Moments later, they were as close together as they could possibly be, with the wash of sensation as he’d plunged in still resonating in him. He shuddered, groaning over his lover’s shoulder.

And then, as soon as he’d recovered from that first thrust, it was time for another. And another. And then another. He sank his fingers and toes into the sheets, shoving himself forward again and again, and with each thrust Dren just shoved back against him in kind.

He faltered for a moment at the sound of a sharp metallic snap, but then Dren pawed at his arm, gasping, “Faster – harder,” and that focused him rather effectively again.

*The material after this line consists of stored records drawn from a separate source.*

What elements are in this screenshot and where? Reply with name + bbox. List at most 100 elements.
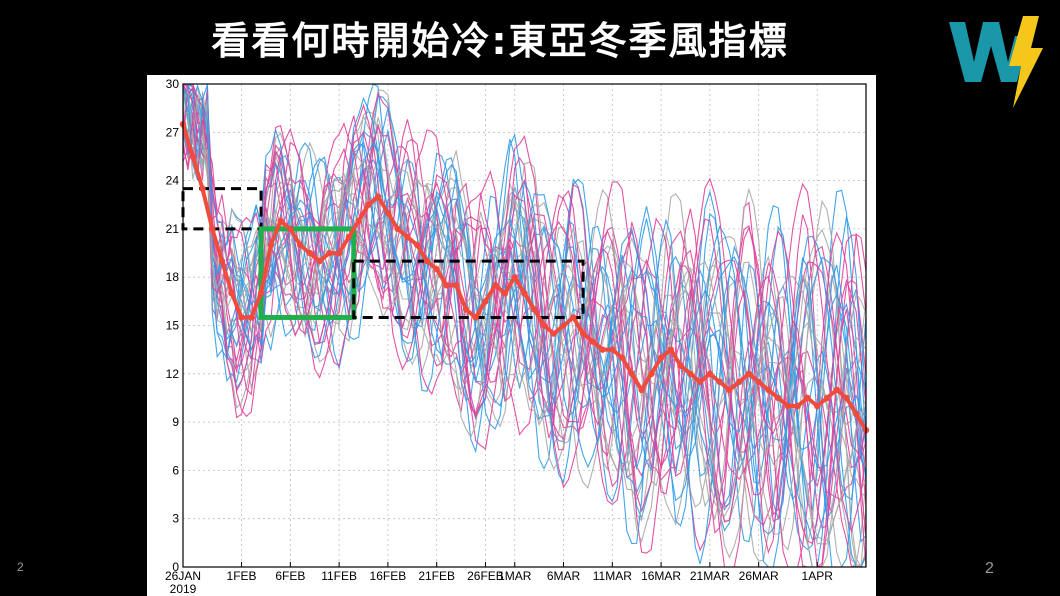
ensemble-mean-point (482, 298, 489, 305)
ensemble-member-line (182, 89, 867, 461)
ensemble-mean-point (540, 322, 548, 329)
x-tick-label: 26MAR (739, 569, 779, 583)
ensemble-mean-point (462, 306, 470, 313)
ensemble-mean-point (209, 225, 216, 233)
ensemble-mean-point (384, 209, 392, 216)
brand-logo-icon (949, 16, 1043, 108)
ensemble-mean-point (706, 370, 714, 377)
y-tick-label: 3 (172, 512, 179, 526)
x-tick-label: 1APR (802, 569, 834, 583)
ensemble-mean-point (657, 354, 665, 361)
ensemble-mean-point (843, 394, 850, 402)
ensemble-mean-point (267, 241, 275, 249)
ensemble-mean-point (677, 362, 684, 369)
ensemble-mean-point (238, 314, 245, 321)
x-tick-label: 6FEB (275, 569, 305, 583)
y-tick-label: 24 (166, 174, 180, 188)
ensemble-mean-point (755, 378, 762, 386)
brand-logo (945, 14, 1045, 110)
x-tick-label: 21MAR (690, 569, 730, 583)
highlight-box-green (258, 226, 357, 320)
y-tick-label: 6 (172, 463, 179, 477)
y-tick-label: 9 (172, 415, 179, 429)
ensemble-mean-point (726, 386, 733, 394)
ensemble-mean-point (335, 249, 343, 257)
ensemble-mean-point (531, 306, 538, 313)
ensemble-mean-point (648, 370, 655, 377)
ensemble-mean-point (550, 330, 557, 337)
ensemble-mean-point (355, 217, 362, 225)
ensemble-member-line (183, 83, 867, 568)
x-tick-label: 21FEB (418, 569, 455, 583)
ensemble-mean-point (453, 282, 460, 289)
ensemble-mean-point (501, 290, 509, 297)
ensemble-mean-point (199, 185, 206, 192)
ensemble-member-line (182, 84, 867, 477)
ensemble-mean-point (326, 249, 333, 257)
ensemble-mean-point (599, 346, 606, 353)
ensemble-mean-point (774, 394, 782, 402)
ensemble-mean-point (257, 290, 265, 297)
highlight-box-dashed (352, 259, 585, 319)
ensemble-mean-point (833, 386, 840, 394)
ensemble-mean-point (560, 322, 567, 329)
y-tick-layer: 0 3 6 9 12 15 18 21 24 27 30 (166, 77, 180, 574)
ensemble-mean-point (570, 314, 577, 321)
y-tick-label: 30 (166, 77, 180, 91)
x-tick-label: 1FEB (227, 569, 257, 583)
ensemble-mean-point (413, 241, 421, 249)
ensemble-mean-point (735, 378, 743, 386)
ensemble-mean-point (248, 314, 255, 321)
ensemble-mean-point (443, 282, 450, 289)
y-tick-label: 0 (172, 560, 179, 574)
x-tick-label: 26FEB (467, 569, 504, 583)
ensemble-mean-point (823, 394, 831, 402)
page-number-left: 2 (17, 560, 24, 574)
ensemble-mean-point (609, 346, 616, 353)
x-tick-label: 11FEB (321, 569, 357, 583)
mean-layer (179, 121, 870, 434)
x-tick-label: 1MAR (498, 569, 532, 583)
ensemble-mean-point (277, 217, 284, 225)
ensemble-mean-point (316, 257, 323, 265)
ensemble-mean-point (716, 378, 723, 386)
ensemble-mean-point (492, 282, 499, 289)
y-tick-label: 15 (166, 319, 180, 333)
y-tick-label: 27 (166, 125, 180, 139)
ensemble-mean-point (394, 225, 401, 233)
ensemble-mean-point (618, 354, 626, 361)
ensemble-mean-point (687, 370, 694, 377)
ensemble-mean-point (579, 330, 587, 337)
ensemble-member-line (182, 83, 867, 568)
ensemble-mean-point (853, 410, 860, 418)
x-tick-label: 16MAR (641, 569, 681, 583)
ensemble-mean-point (628, 370, 636, 377)
ensemble-mean-point (423, 257, 431, 265)
ensemble-member-line (182, 89, 867, 422)
ensemble-mean-point (404, 233, 411, 241)
ensemble-mean-point (814, 402, 821, 410)
ensemble-mean-point (804, 394, 811, 402)
ensemble-layer (182, 83, 867, 569)
logo-bolt-shape (1009, 16, 1043, 108)
ensemble-member-line (182, 91, 867, 416)
ensemble-mean-point (365, 201, 372, 208)
ensemble-member-line (183, 83, 867, 568)
ensemble-mean-point (784, 402, 792, 410)
chart-panel: 0 3 6 9 12 15 18 21 24 27 30 26JAN 1FEB 6FEB 11FEB 16F… (147, 75, 876, 596)
ensemble-mean-point (218, 257, 226, 265)
logo-w-shape (949, 22, 1029, 82)
ensemble-mean-point (589, 338, 596, 345)
plot-frame (182, 83, 867, 568)
ensemble-mean-point (345, 233, 353, 241)
x-tick-label: 26JAN (165, 569, 201, 583)
x-year-label: 2019 (170, 582, 197, 596)
annotation-layer (181, 187, 585, 320)
ensemble-mean-point (696, 378, 704, 386)
ensemble-mean-point (433, 265, 440, 273)
ensemble-mean-point (511, 274, 518, 281)
ensemble-mean-point (794, 402, 801, 410)
y-tick-label: 21 (166, 222, 180, 236)
ensemble-mean-point (765, 386, 772, 394)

He went faster, drove in harder – he worked every inch of himself out and in as fast as his body could possibly be made to move, his rising cries mingling with his lover’s. He was distantly aware of Dren’s weight shifting under him, of a hand slipping in and down – and then Dren threw back his head and bellowed in pleasure, spasming around Jisarr’s thrusting length, and the scent of seed on the air grew strong and fresh.

That was enough for him to feel the unstoppable surge of orgasm rising in him. It took a few moments, long enough for Dren’s motions to subside somewhat, but then it hit hard. He drove in as deep as he could, pressing down against the bigger man, yearning for just a short time to make the two of them one.

Then the intensity ebbed, frantic exertion started to take its toll, and he sagged atop his lover, panting hard. Their tails twisted together, and the next minute or two passed uninterrupted, with their laboured, gradually-steadying breaths the only sound.

Finally, when Jisarr’s spent length was starting to slip free, he mustered the energy to push himself up somewhat and draw out properly. It was just starting to dawn on him what had actually happened in the last few minutes when Dren sat up as well, brought his hands to his neck, and pulled free the fractured pieces of his collar.

“I suppose,” Dren croaked, then swallowed a few times; his voice hoarse, no doubt, from long disuse, heavy breathing, and the strength of his cry. It was clearer, if softer, when he tried again and produced, “I suppose there was something I truly needed to say.” For a moment he tensed as though to throw the metal aside, then he changed his mind and set the pieces gingerly on the bedside table, and then he turned to draw Jisarr into another kiss. “Thank you,” he whispered over the smaller man’s muzzle.

That was it. He’d hoped to set things in motion, yes, but instead it was done, or at least this part of it was. The collar was broken, and there would not be another to replace it. Whether it would satisfy the healers or not, he didn’t know, but that one thing told him that Dren was on the way to full recovery.

He held Dren tight, letting out a sigh of relief. This was the best sign he could have possibly hoped for that he was doing the right thing – that his affection could be a positive thing in Dren’s life to this day. His hesitation had been the last barrier, drawing this out for longer than it had needed to be – but now he could own it, acknowledge it, yet put it behind him and move on with the future.

“It’s been a dizzying cycle,” he confessed, arranging himself to nestle comfortably against the curve of Dren’s body. “But all in all, I think it’s been one of the best I’ve been through.”

After all, if in the course of a few minutes Dren could reverse the compulsions he’d laid on himself and snap his collar, was any good thing truly out of reach?